Urteil des OLG Düsseldorf vom 13.09.2006
OLG Düsseldorf: liquidation, entschädigung, untreue, sachverständiger, ermessen, anhörung, ermittlungsverfahren, datum
Oberlandesgericht Düsseldorf, III-4 Ws 448/06
Datum:
13.09.2006
Gericht:
Oberlandesgericht Düsseldorf
Spruchkörper:
4. Strafsenat
Entscheidungsart:
Beschluss
Aktenzeichen:
III-4 Ws 448/06
Tenor:
Die Beschwerde wird als unbegründet verworfen.
Der Wert des Beschwerdegegenstandes beträgt 4.392,63 Euro.

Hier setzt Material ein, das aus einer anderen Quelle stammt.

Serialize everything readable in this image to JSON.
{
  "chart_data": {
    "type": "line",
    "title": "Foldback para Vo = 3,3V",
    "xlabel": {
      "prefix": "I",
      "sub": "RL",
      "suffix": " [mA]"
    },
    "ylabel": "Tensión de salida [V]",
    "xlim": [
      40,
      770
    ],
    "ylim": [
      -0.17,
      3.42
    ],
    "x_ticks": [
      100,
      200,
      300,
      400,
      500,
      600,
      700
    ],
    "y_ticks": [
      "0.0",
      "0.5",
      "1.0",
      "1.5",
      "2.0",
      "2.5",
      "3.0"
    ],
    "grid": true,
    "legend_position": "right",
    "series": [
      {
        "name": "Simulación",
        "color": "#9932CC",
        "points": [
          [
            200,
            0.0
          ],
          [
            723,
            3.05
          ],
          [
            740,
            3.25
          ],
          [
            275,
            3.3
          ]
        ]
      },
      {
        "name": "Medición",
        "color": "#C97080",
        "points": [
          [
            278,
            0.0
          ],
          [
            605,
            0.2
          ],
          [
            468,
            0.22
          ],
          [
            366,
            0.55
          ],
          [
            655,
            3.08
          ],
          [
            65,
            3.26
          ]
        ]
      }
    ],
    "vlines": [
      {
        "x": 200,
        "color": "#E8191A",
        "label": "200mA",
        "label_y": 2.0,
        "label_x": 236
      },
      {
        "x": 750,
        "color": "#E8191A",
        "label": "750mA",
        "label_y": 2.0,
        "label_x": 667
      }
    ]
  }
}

In dem gegen den Angeklagten gerichteten Ermittlungsverfahren wurde der
Sachverständige in Kevelaer von der Staatsanwaltschaft mit der gutachtlichen
Beurteilung der Frage beauftragt, ob Anhaltspunkte für ein Insolvenzvergehen oder
Straftaten des Betruges bzw. der Untreue bestehen. Die erbetenen Gutachten legte er
unter dem 30. Januar 2006 und dem 5. Mai 2006 vor. Für seine Tätigkeit erteilte der
Sachverständige am 8. Mai 2006 eine Rechnung über insgesamt 15.075,36 Euro; seine
Mühewaltung berechnete er mit 140,25 Stunden zu je 92 Euro. Nachdem der
Bezirksrevisor im Rahmen seiner Anhörung geltendgemacht hatte, die Tätigkeit des
Sachverständigen sei gemäß § 9 Abs. 2 JVEG mit lediglich 65 Euro zu bemessen, hat
dieser gerichtliche Festsetzung gemäß seiner Liquidation vom 8. Mai 2006 beantragt.
Das Landgericht ist dem mit seinem Beschluss vom 27. Juni 2006 gefolgt. Hiergegen
richtet sich die Beschwerde des Bezirksrevisors.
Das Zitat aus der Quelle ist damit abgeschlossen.